The Federal Bureau of Investigation tracked some remains as far as the United Arab Emirates. Others were likely plasticized for museums and medical students.

“The illegal and reprehensible actions of the funeral home operators have caused immeasurable harm to the families of the victims. Today's restitution order serves as a vital step towards providing some measure of justice for those who have been so deeply affected by this heinous crime,” said U.S. Attorney Cole Finegan. “We hope this brings closure and healing to those who have suffered tremendous loss.”

The story captured the interest of people near and far.

"It’s relatable to everyone, we all have loved ones who have died, and we will die one day, and it’s a strange crime because there isn’t anything you can do to protect yourself,” said Jess Littman, an Los Angeles-based documentary film director who attended the hearing. “It drives a very unique kind of fear.”

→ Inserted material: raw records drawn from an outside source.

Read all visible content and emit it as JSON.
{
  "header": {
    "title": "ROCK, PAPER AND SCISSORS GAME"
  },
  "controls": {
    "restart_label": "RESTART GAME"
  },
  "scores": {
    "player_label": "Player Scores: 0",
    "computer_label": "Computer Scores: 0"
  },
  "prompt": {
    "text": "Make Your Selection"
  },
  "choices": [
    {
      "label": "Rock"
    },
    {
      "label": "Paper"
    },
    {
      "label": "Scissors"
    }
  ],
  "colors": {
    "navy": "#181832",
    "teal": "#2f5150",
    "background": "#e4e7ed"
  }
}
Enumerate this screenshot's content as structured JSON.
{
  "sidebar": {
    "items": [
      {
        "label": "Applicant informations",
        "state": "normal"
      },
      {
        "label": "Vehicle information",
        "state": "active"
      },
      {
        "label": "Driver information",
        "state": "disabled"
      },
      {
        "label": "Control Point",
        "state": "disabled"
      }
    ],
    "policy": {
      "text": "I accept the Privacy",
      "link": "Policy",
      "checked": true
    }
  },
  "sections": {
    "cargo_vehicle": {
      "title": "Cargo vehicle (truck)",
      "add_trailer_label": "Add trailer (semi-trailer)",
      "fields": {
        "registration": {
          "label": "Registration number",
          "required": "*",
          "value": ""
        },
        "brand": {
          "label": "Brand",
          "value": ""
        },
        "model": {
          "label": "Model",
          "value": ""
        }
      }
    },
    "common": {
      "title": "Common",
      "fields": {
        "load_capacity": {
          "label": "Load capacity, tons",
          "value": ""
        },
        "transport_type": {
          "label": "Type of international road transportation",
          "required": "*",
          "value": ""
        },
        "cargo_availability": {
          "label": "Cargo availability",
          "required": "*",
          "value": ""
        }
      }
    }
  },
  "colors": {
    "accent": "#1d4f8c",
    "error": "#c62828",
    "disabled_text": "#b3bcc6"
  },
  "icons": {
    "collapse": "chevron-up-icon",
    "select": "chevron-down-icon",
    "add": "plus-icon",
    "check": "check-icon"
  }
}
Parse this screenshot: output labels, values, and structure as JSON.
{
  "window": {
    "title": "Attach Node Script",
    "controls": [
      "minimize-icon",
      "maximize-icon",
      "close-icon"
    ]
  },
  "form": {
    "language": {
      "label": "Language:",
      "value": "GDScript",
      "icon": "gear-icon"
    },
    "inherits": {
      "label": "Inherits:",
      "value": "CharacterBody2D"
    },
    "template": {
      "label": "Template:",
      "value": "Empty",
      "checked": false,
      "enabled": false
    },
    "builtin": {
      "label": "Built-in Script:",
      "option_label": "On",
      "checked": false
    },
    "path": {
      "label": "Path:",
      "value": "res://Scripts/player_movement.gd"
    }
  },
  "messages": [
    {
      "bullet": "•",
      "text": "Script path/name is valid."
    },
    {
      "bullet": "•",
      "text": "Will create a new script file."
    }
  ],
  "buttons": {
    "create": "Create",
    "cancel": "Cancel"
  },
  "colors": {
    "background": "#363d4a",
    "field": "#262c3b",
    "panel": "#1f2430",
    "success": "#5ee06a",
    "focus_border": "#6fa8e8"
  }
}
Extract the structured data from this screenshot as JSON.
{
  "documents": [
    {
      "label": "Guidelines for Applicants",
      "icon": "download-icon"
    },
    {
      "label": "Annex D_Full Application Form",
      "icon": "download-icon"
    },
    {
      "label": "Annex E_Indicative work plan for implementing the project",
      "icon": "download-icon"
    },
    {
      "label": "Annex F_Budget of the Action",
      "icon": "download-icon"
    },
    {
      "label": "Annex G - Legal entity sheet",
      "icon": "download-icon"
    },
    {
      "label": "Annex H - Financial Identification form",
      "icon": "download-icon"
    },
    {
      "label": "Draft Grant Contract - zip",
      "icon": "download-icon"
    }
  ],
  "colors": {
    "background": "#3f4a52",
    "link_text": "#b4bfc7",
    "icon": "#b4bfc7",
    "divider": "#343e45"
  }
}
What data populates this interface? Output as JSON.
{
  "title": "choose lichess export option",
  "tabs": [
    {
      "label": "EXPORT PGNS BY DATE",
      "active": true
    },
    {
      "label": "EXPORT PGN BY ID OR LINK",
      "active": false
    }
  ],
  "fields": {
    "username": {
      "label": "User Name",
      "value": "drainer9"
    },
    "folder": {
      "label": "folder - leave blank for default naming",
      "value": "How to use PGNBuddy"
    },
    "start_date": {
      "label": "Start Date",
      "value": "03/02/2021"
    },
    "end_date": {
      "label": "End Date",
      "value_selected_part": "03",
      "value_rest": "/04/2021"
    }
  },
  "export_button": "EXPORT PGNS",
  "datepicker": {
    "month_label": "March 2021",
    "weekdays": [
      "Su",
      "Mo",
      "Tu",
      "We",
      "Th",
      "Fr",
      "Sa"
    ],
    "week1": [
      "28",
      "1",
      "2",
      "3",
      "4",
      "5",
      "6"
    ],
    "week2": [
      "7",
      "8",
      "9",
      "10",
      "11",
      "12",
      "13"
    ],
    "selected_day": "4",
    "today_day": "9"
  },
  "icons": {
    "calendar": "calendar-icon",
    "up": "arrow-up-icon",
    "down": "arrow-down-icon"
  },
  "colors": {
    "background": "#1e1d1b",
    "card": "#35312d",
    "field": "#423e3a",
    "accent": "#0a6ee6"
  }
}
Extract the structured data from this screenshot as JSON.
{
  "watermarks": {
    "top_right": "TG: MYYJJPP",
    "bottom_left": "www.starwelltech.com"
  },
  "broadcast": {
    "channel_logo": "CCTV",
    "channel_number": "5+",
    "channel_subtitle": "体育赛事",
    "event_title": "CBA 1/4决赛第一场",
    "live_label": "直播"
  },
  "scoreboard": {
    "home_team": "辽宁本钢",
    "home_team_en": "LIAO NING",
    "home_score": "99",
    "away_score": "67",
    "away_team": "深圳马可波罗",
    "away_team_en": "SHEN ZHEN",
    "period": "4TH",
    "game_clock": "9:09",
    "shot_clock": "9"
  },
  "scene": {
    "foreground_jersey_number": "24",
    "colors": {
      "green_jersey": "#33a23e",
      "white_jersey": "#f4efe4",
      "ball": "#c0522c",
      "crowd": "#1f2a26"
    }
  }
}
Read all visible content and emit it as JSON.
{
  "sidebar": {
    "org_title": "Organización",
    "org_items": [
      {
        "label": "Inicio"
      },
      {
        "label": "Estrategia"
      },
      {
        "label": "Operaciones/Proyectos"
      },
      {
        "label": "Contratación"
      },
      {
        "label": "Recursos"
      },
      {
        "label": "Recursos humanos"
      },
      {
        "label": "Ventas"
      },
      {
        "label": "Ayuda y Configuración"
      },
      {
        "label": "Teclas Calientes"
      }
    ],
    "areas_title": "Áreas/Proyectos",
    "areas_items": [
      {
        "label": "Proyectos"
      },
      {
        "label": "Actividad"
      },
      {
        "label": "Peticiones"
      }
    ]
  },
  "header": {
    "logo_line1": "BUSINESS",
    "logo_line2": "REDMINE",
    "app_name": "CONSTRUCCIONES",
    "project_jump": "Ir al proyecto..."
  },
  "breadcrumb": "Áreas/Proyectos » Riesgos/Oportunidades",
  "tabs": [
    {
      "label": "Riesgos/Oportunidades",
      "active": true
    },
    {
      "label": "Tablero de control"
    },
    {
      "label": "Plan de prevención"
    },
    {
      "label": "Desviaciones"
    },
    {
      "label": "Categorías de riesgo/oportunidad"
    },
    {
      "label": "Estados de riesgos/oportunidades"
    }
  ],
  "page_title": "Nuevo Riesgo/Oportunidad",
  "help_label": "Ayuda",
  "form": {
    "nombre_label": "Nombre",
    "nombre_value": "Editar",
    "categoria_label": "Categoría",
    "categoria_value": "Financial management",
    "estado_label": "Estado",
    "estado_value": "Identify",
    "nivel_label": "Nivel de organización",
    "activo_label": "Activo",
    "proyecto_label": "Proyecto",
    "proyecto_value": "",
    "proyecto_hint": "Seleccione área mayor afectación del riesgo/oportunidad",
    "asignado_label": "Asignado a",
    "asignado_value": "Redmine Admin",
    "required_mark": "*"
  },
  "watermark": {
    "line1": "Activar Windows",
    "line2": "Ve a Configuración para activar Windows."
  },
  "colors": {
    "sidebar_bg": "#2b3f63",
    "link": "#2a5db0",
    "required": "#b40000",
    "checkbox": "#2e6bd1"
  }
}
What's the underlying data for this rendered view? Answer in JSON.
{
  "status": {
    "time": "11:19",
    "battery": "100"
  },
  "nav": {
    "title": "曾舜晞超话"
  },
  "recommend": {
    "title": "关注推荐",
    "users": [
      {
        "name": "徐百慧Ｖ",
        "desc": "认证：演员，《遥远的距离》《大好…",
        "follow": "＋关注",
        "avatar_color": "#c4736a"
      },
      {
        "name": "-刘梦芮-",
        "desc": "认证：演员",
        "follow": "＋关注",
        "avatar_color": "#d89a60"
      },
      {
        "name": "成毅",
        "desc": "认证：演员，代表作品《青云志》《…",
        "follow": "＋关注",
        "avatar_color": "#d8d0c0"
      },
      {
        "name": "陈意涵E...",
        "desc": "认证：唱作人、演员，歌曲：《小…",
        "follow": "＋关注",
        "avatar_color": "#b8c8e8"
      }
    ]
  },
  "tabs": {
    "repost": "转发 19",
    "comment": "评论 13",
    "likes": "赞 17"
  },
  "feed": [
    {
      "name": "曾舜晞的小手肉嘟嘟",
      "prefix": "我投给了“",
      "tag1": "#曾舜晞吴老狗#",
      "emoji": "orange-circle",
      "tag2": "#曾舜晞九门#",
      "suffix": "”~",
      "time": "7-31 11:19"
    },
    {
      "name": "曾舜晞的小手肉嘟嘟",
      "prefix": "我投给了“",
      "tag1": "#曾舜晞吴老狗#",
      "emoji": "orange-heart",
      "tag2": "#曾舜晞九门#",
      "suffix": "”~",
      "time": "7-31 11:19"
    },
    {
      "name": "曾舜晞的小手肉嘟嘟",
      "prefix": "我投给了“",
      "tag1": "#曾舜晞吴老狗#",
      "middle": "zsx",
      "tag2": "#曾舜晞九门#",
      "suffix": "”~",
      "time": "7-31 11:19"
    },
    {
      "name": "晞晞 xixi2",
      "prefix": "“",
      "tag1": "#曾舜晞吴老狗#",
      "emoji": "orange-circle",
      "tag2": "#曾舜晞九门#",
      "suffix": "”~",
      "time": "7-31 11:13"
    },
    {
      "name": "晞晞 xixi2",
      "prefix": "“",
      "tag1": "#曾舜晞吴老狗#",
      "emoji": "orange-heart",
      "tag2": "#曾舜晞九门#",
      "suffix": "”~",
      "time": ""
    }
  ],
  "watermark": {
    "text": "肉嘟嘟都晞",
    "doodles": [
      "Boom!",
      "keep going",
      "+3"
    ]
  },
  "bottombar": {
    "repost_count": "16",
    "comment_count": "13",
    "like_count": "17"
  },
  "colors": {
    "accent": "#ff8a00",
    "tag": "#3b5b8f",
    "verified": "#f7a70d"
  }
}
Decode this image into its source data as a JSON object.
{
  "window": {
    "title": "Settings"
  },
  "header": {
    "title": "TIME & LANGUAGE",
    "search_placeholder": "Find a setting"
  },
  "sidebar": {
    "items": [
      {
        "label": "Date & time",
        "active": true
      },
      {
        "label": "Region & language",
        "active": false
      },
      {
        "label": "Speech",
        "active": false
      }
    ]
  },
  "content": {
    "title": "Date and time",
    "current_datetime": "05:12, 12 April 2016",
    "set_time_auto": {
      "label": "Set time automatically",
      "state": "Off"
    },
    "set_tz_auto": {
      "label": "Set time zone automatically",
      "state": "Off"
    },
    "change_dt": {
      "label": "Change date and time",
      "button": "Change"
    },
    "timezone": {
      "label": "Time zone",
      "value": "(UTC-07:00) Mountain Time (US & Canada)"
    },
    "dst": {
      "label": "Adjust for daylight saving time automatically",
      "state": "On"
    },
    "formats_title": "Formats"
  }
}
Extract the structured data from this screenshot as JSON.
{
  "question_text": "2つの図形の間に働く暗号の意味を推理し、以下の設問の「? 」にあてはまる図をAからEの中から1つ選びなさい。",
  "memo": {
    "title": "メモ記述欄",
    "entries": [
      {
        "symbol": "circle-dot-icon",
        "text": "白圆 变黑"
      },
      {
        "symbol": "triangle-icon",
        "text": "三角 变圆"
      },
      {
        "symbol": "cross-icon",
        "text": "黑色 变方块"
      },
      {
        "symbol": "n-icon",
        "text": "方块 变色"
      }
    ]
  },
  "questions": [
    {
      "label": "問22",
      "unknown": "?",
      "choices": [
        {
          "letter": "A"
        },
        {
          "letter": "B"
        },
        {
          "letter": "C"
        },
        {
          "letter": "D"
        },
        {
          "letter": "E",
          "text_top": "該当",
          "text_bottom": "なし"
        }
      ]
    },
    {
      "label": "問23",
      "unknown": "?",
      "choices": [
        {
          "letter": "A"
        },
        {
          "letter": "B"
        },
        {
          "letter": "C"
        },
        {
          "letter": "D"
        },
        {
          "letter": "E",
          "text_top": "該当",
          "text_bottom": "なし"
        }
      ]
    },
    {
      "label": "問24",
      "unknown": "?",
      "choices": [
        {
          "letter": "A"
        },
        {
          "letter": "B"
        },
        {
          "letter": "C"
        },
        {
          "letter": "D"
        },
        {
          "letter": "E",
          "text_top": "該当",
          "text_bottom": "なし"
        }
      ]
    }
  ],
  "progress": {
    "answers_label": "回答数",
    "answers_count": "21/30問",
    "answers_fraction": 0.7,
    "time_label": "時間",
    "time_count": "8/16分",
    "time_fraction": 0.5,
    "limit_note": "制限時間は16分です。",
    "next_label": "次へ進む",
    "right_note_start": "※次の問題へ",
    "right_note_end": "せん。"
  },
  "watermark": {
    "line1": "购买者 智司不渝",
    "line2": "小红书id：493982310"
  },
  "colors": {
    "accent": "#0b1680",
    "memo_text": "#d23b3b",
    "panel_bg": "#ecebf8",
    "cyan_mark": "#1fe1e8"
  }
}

In 2020, the Colorado Legislature passed a bill, signed by Governor Jared Polis, making it a class 6 felony to commit offenses against a deceased human body.

Because there wasn't exactly a law banning the sale of bodies meant for burial, federal attorneys initially charged Hess and Koch with 18 counts of frauds and swindles, six counts of mail fraud and two counts of shipping hazardous materials —referring to bodies that were HIV-positive. Each mail fraud count carried a maximum penalty of 20 years in federal prison and a maximum fine of $250,000.

In the end, Hess and Koch each pleaded guilty to one count of mail fraud each and received the maximum penalty.

“I can barely believe we are here for a mail fraud charge because their crime is so heinous we barely have charges for it,” Erin Smith, whose mother was one of hundreds sold by the funeral home between 2010 and 2018, said at sentencing.

With a growing population of 20,000, Montrose sits west of the Rocky Mountains, 60 miles south of Grand Junction. Though Sunset Mesa has closed, it will be years before people forget the name.

“I brought my dog, Maggie, there in 2017,” said Cheryl S., who asked that her last name not be used. “Megan said ‘let me take it to the back,’ and she gave me a little heart-shaped locket with ashes in it. I assume they’re her ashes, but I don’t really know.”

The federal government seized two properties worth about $536,000 according to Zillow, and a 2011 GMC Yukon. While that may cover the cost of restitution in the criminal case, more than $8.7 million in civil judgments remain outstanding.

Dozens of mothers, fathers, brothers, sisters, children and extended family members have filed civil lawsuits against the company since 2018.

“We hope the criminal case will allow some level of closure in the sense that Megan Hess and Shirley Koch would have been held responsible for the heinous actions that they committed,” said Keith Killian, an attorney in Grand Junction representing more than two dozen next of kin in a civil complaint.

“Hopefully, there will be some closure on the issue, as far as the desire to make them be responsible for their transgressions,"' Killian said. "As far as the civil case is concerned, I think it helped that my clients were be able to tell the judge, one at a time, what happened and to hear me advocate for them."